Bertie didn't need to be told twice. She took off down the hall. The nurse was writing “Owenby” on a sign on the front of a little crib, and there the baby was. When Bertie saw the baby she didn't care that Cherise and Bobby hadn't included her in the birth. The baby was just precious. Perfect little hands and feet, not too fat or thin, those big, knowing eyes peeking out from under the beanie they'd put on her head to keep her warm. Bertie couldn't get enough of her.
Bobby and James came up behind her. The nurse saw Bobby and mouthed, “Do you want to come in?” Bertie nodded yes for him, and the nurse motioned them around to the door.
The nurse asked Bobby, “Do you want to hold her?”
His eyes got real big, like he wasn't sure.
“Yes, he does,” Bertie said.
The nurse lifted the baby out of the crib, wrapped in her blanket, and laid the baby in Bobby's arms.

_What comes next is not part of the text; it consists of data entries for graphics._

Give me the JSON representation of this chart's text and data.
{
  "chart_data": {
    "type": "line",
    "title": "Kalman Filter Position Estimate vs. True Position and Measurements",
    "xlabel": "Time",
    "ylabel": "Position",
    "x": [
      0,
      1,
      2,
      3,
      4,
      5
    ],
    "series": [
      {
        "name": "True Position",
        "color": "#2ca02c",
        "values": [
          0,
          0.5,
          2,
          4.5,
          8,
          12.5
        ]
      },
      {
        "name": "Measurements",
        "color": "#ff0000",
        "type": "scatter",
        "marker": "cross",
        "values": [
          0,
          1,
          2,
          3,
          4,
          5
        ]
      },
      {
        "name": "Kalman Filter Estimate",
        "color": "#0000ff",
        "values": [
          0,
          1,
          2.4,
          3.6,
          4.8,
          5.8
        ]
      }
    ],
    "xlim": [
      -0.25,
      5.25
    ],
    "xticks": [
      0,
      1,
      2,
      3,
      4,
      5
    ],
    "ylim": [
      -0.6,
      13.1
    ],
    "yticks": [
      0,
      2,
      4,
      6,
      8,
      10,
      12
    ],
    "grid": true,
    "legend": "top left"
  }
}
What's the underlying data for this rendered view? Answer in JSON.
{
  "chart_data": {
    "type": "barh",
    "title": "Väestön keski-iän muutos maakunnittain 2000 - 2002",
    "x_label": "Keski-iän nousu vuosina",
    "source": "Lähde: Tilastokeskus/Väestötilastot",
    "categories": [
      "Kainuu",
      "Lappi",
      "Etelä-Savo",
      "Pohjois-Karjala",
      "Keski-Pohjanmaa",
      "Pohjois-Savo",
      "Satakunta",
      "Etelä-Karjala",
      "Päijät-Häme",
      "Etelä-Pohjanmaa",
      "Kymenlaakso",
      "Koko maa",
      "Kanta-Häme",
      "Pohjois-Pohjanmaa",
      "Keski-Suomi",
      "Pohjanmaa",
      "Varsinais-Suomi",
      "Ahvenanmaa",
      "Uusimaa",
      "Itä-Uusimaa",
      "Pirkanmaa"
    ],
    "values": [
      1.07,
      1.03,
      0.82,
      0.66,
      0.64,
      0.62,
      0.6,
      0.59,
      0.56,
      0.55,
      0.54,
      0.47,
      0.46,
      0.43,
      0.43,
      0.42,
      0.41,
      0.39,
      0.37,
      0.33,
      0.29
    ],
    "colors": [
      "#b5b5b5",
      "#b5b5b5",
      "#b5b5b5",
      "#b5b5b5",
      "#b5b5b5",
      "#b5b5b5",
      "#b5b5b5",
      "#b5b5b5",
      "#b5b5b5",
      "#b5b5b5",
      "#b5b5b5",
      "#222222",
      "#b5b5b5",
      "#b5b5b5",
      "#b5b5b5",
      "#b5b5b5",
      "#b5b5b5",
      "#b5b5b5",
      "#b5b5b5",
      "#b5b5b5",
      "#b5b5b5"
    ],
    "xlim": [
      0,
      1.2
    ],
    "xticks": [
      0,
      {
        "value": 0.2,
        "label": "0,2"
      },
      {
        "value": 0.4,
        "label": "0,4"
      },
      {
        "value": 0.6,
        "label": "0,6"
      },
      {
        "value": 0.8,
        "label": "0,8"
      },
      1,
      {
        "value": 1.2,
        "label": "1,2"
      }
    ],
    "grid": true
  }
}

Bertie tucked the blanket in and made sure Bobby supported the baby's head. The baby started to fuss, smacking her lips and arching her back. Bobby looked scared to death.
“Give her here,” Bertie said. He handed the baby over, and she settled right into Bertie's arms. Bertie tickled the baby's palm with two fingers, and the baby grabbed hold. In the clutch of the little fist, Bertie felt like she'd been handed another chance, a feeling she hadn't had in forever. She needed another chance.